Pardomutua, nama yang dipilihkan amang-nya, dengan harapan membawa tuah, ternyata mengundang bencana. Dia menterbengkalaikan istri dan putra tunggalnya, Tondi. Jadi ”tukang timpé” istri orang hingga babak belur dihajar yang punya istri.
Hidup seperti di atas awan, bukannya di Balige, Tarutung, atau Siantar, tetapi di dataran jauh yang bernama Jakarta. Berkuasa dengan pangkat Brigadir Jenderal Angkatan Darat. Punya istri baru, cantik, putri Solo, dan anak-anak yang jelita. Dekat pula dengan Presiden Soekarno. Lelaki yang seharusnya memelihara harga diri marganya dilukiskan dengan karakter hitam legam.
Busuk melebihi Ciliwung. Pengkhianat tulen terhadap adat Batak yang semestinya dia junjung. Tongkat kebesaran adat Batak (tunggal panaluan) yang diwariskan ayah kepadanya, dia perlakukan seperti selonjor kayu lapuk yang tak lebih berharga dari pemukul anjing yang tak bersahabat. Digeletakkan di sudut rumah, menemukan kehinaannya di situ.
Istri sejatinya, Halia, yang disengsarakan, terdampar sebagai penjual pisang goreng di jembatan kereta api di Pematang Siantar. Sementara Tondi yang berusia 16 tahun gagal meneruskan sekolah dan coba mengubah nasib dengan jalan menjadi pendukung PRRI.
Namun, bukan kemenangan pemberontak yang dia bayangkan akan mengubah peruntungannya. Justru setelah PRRI bertekuk lutut, meletakkan senjata, jalan hidupnya dari kenek dan pemberontak menjadi pengusaha angkutan yang sukses di Jakarta. Tondi sadar, ayah kandungnya berada dekat jantungnya, di Ibu Kota. Namun, dia tak sudi menemuinya sampai pun novel ini ditutup.
Posisi seperti ”budak”
Setelah G30S meletus, Pardomutua ditangkap dengan tuduhan komunis. Koruptor pula! Saema ibana! Tamatlah dia, kata orang Batak. Istri dan tiga putrinya menjalani hidup yang tak pernah mereka bayangkan. Harta dan kehormatan ludes semua. Ada yang menjadi perempuan panggilan, jadi santapan birahi ilegal di hotel-hotel besar, ataupun yang esek-esek di Jakarta yang kusam ketika itu.

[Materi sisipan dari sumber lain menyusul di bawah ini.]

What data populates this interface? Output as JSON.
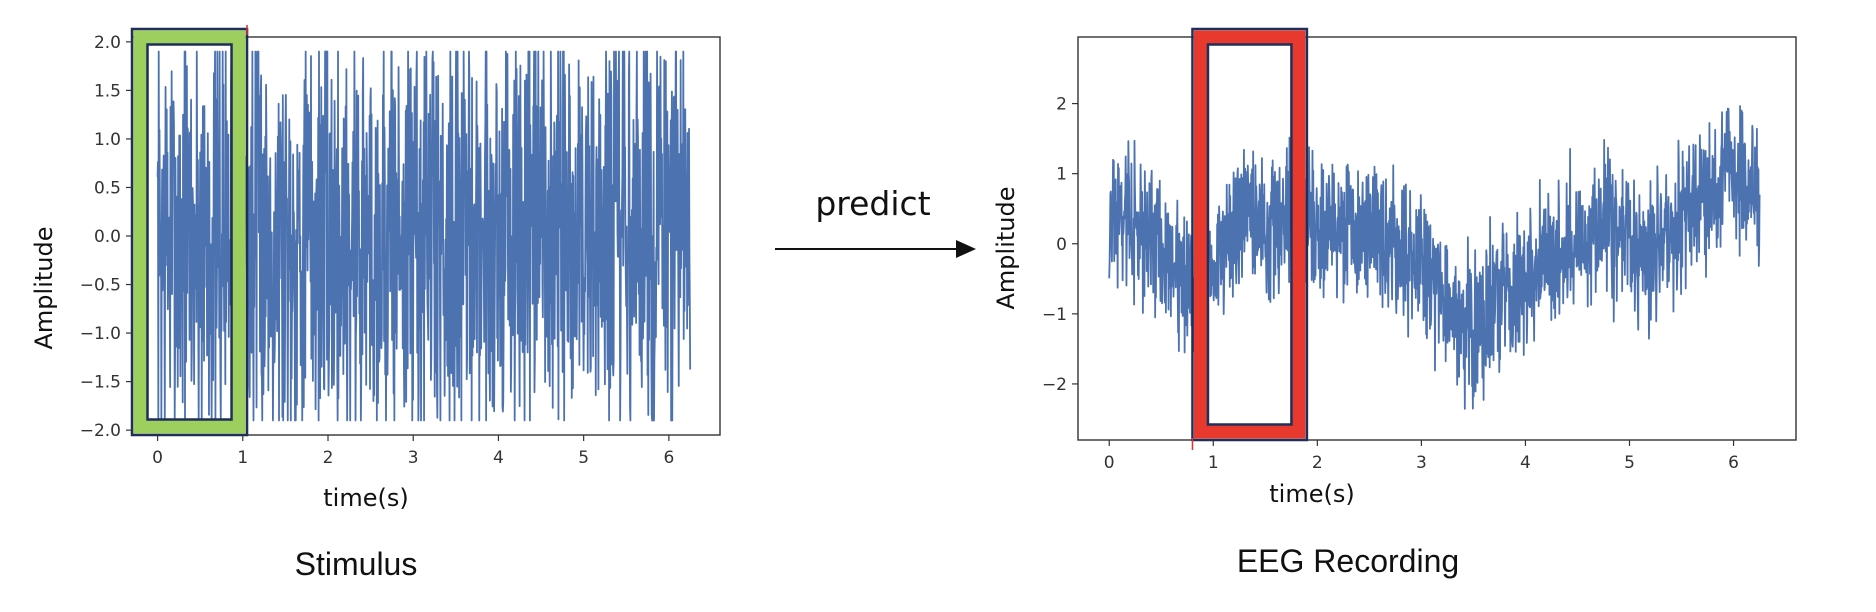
{
  "figure": {
    "arrow_label": "predict"
  },
  "chart_data": [
    {
      "type": "line",
      "caption": "Stimulus",
      "xlabel": "time(s)",
      "ylabel": "Amplitude",
      "xlim": [
        -0.3,
        6.6
      ],
      "ylim": [
        -2.05,
        2.05
      ],
      "xticks": [
        0,
        1,
        2,
        3,
        4,
        5,
        6
      ],
      "yticks": [
        2.0,
        1.5,
        1.0,
        0.5,
        0.0,
        -0.5,
        -1.0,
        -1.5,
        -2.0
      ],
      "ytick_labels": [
        "2.0",
        "1.5",
        "1.0",
        "0.5",
        "0.0",
        "−0.5",
        "−1.0",
        "−1.5",
        "−2.0"
      ],
      "x_range": [
        0,
        6.25
      ],
      "signal": "noise, amplitude clipped at ±1.9",
      "line_color": "#4c72b0",
      "highlight": {
        "x": [
          -0.3,
          1.05
        ],
        "outer_color": "#9dcf5e",
        "inner_color": "#1f2f5a"
      },
      "marker_x": 1.05,
      "marker_color": "#e03030"
    },
    {
      "type": "line",
      "caption": "EEG Recording",
      "xlabel": "time(s)",
      "ylabel": "Amplitude",
      "xlim": [
        -0.3,
        6.6
      ],
      "ylim": [
        -2.8,
        2.95
      ],
      "xticks": [
        0,
        1,
        2,
        3,
        4,
        5,
        6
      ],
      "yticks": [
        2,
        1,
        0,
        -1,
        -2
      ],
      "ytick_labels": [
        "2",
        "1",
        "0",
        "−1",
        "−2"
      ],
      "x_range": [
        0,
        6.25
      ],
      "trend": [
        {
          "x": 0.0,
          "y": 0.6
        },
        {
          "x": 0.5,
          "y": 0.0
        },
        {
          "x": 0.8,
          "y": -0.7
        },
        {
          "x": 1.3,
          "y": 0.3
        },
        {
          "x": 1.7,
          "y": 0.2
        },
        {
          "x": 2.0,
          "y": 0.4
        },
        {
          "x": 2.5,
          "y": 0.1
        },
        {
          "x": 3.0,
          "y": -0.4
        },
        {
          "x": 3.5,
          "y": -1.2
        },
        {
          "x": 4.0,
          "y": -0.4
        },
        {
          "x": 4.5,
          "y": 0.1
        },
        {
          "x": 4.8,
          "y": 0.3
        },
        {
          "x": 5.2,
          "y": -0.2
        },
        {
          "x": 5.6,
          "y": 0.6
        },
        {
          "x": 6.0,
          "y": 1.1
        },
        {
          "x": 6.25,
          "y": 0.8
        }
      ],
      "noise_amplitude": 0.65,
      "line_color": "#4c72b0",
      "highlight": {
        "x": [
          0.8,
          1.9
        ],
        "outer_color": "#e8392f",
        "inner_color": "#1f2f5a"
      },
      "marker_x": 0.8,
      "marker_color": "#e03030"
    }
  ]
}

Ashadi Siregar mengutuk pengkhianatan, memuja korban. Terang dia tidak memihak kepada Brigadir Jenderal Angkatan Darat yang bangkrut total itu.

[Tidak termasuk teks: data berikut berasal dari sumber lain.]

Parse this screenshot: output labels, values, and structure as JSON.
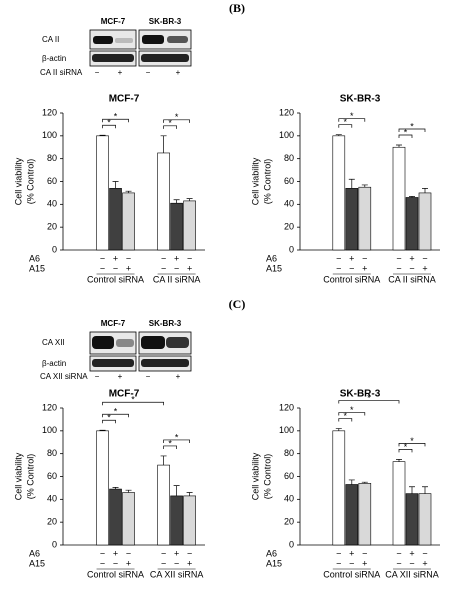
{
  "panels": [
    {
      "label": "(B)",
      "blot": {
        "columns": [
          "MCF-7",
          "SK-BR-3"
        ],
        "rows": [
          "CA II",
          "β-actin"
        ],
        "sirna_label": "CA II siRNA",
        "signs": [
          "−",
          "+",
          "−",
          "+"
        ]
      }
    },
    {
      "label": "(C)",
      "blot": {
        "columns": [
          "MCF-7",
          "SK-BR-3"
        ],
        "rows": [
          "CA XII",
          "β-actin"
        ],
        "sirna_label": "CA XII siRNA",
        "signs": [
          "−",
          "+",
          "−",
          "+"
        ]
      }
    }
  ],
  "chart_data": [
    {
      "type": "bar",
      "title": "MCF-7",
      "ylabel": [
        "Cell viability",
        "(% Control)"
      ],
      "categories": [
        "Control siRNA",
        "CA II siRNA"
      ],
      "series": [
        {
          "color": "#ffffff",
          "values": [
            100,
            85
          ],
          "errors": [
            0.5,
            15
          ]
        },
        {
          "color": "#404040",
          "values": [
            54,
            41
          ],
          "errors": [
            6,
            3
          ]
        },
        {
          "color": "#d9d9d9",
          "values": [
            50,
            43
          ],
          "errors": [
            1.5,
            2
          ]
        }
      ],
      "treatments": [
        {
          "label": "A6",
          "signs": [
            "−",
            "+",
            "−",
            "−",
            "+",
            "−"
          ]
        },
        {
          "label": "A15",
          "signs": [
            "−",
            "−",
            "+",
            "−",
            "−",
            "+"
          ]
        }
      ],
      "significance": [
        {
          "from": [
            0,
            0
          ],
          "to": [
            0,
            1
          ],
          "label": "*"
        },
        {
          "from": [
            0,
            0
          ],
          "to": [
            0,
            2
          ],
          "label": "*"
        },
        {
          "from": [
            1,
            0
          ],
          "to": [
            1,
            1
          ],
          "label": "*"
        },
        {
          "from": [
            1,
            0
          ],
          "to": [
            1,
            2
          ],
          "label": "*"
        }
      ],
      "ylim": [
        0,
        120
      ],
      "yticks": [
        0,
        20,
        40,
        60,
        80,
        100,
        120
      ]
    },
    {
      "type": "bar",
      "title": "SK-BR-3",
      "ylabel": [
        "Cell viability",
        "(% Control)"
      ],
      "categories": [
        "Control siRNA",
        "CA II siRNA"
      ],
      "series": [
        {
          "color": "#ffffff",
          "values": [
            100,
            90
          ],
          "errors": [
            1,
            2
          ]
        },
        {
          "color": "#404040",
          "values": [
            54,
            46
          ],
          "errors": [
            8,
            1
          ]
        },
        {
          "color": "#d9d9d9",
          "values": [
            55,
            50
          ],
          "errors": [
            2,
            4
          ]
        }
      ],
      "treatments": [
        {
          "label": "A6",
          "signs": [
            "−",
            "+",
            "−",
            "−",
            "+",
            "−"
          ]
        },
        {
          "label": "A15",
          "signs": [
            "−",
            "−",
            "+",
            "−",
            "−",
            "+"
          ]
        }
      ],
      "significance": [
        {
          "from": [
            0,
            0
          ],
          "to": [
            0,
            1
          ],
          "label": "*"
        },
        {
          "from": [
            0,
            0
          ],
          "to": [
            0,
            2
          ],
          "label": "*"
        },
        {
          "from": [
            1,
            0
          ],
          "to": [
            1,
            1
          ],
          "label": "*"
        },
        {
          "from": [
            1,
            0
          ],
          "to": [
            1,
            2
          ],
          "label": "*"
        }
      ],
      "ylim": [
        0,
        120
      ],
      "yticks": [
        0,
        20,
        40,
        60,
        80,
        100,
        120
      ]
    },
    {
      "type": "bar",
      "title": "MCF-7",
      "ylabel": [
        "Cell viability",
        "(% Control)"
      ],
      "categories": [
        "Control siRNA",
        "CA XII siRNA"
      ],
      "series": [
        {
          "color": "#ffffff",
          "values": [
            100,
            70
          ],
          "errors": [
            0.5,
            8
          ]
        },
        {
          "color": "#404040",
          "values": [
            49,
            43
          ],
          "errors": [
            1.5,
            9
          ]
        },
        {
          "color": "#d9d9d9",
          "values": [
            46,
            43
          ],
          "errors": [
            2,
            3
          ]
        }
      ],
      "treatments": [
        {
          "label": "A6",
          "signs": [
            "−",
            "+",
            "−",
            "−",
            "+",
            "−"
          ]
        },
        {
          "label": "A15",
          "signs": [
            "−",
            "−",
            "+",
            "−",
            "−",
            "+"
          ]
        }
      ],
      "significance": [
        {
          "from": [
            0,
            0
          ],
          "to": [
            0,
            1
          ],
          "label": "*"
        },
        {
          "from": [
            0,
            0
          ],
          "to": [
            0,
            2
          ],
          "label": "*"
        },
        {
          "from": [
            0,
            0
          ],
          "to": [
            1,
            0
          ],
          "label": "*"
        },
        {
          "from": [
            1,
            0
          ],
          "to": [
            1,
            1
          ],
          "label": "*"
        },
        {
          "from": [
            1,
            0
          ],
          "to": [
            1,
            2
          ],
          "label": "*"
        }
      ],
      "ylim": [
        0,
        120
      ],
      "yticks": [
        0,
        20,
        40,
        60,
        80,
        100,
        120
      ]
    },
    {
      "type": "bar",
      "title": "SK-BR-3",
      "ylabel": [
        "Cell viability",
        "(% Control)"
      ],
      "categories": [
        "Control siRNA",
        "CA XII siRNA"
      ],
      "series": [
        {
          "color": "#ffffff",
          "values": [
            100,
            73
          ],
          "errors": [
            2,
            2
          ]
        },
        {
          "color": "#404040",
          "values": [
            53,
            45
          ],
          "errors": [
            4,
            6
          ]
        },
        {
          "color": "#d9d9d9",
          "values": [
            54,
            45
          ],
          "errors": [
            1,
            6
          ]
        }
      ],
      "treatments": [
        {
          "label": "A6",
          "signs": [
            "−",
            "+",
            "−",
            "−",
            "+",
            "−"
          ]
        },
        {
          "label": "A15",
          "signs": [
            "−",
            "−",
            "+",
            "−",
            "−",
            "+"
          ]
        }
      ],
      "significance": [
        {
          "from": [
            0,
            0
          ],
          "to": [
            0,
            1
          ],
          "label": "*"
        },
        {
          "from": [
            0,
            0
          ],
          "to": [
            0,
            2
          ],
          "label": "*"
        },
        {
          "from": [
            0,
            0
          ],
          "to": [
            1,
            0
          ],
          "label": "*"
        },
        {
          "from": [
            1,
            0
          ],
          "to": [
            1,
            1
          ],
          "label": "*"
        },
        {
          "from": [
            1,
            0
          ],
          "to": [
            1,
            2
          ],
          "label": "*"
        }
      ],
      "ylim": [
        0,
        120
      ],
      "yticks": [
        0,
        20,
        40,
        60,
        80,
        100,
        120
      ]
    }
  ]
}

Bukan kepadanya simpati dia tumpahkan. Dapat disimpulkan dari halaman 417, ” …banyak istri orang-orang yang dituduh komunis menjadi korban nafsu tentara yang menginterogasinya.
Tentara mengambil kesempatan, bukan hanya menginterogasi orang yang ditahannya, tetapi juga mengintimidasi keluarganya. Alasannya untuk melengkapi informasi, tetapi tujuannya untuk memaksakan nafsu pada perempuan-perempuan yang tidak berdaya.
Apakah ibu dan anak-anaknya ini juga menanggungkan kenistaan itu? Betapa banyak keluarga-keluarga yang hancur seluruh kehidupannya saat Suharto menegakkan kekuasaannya.…”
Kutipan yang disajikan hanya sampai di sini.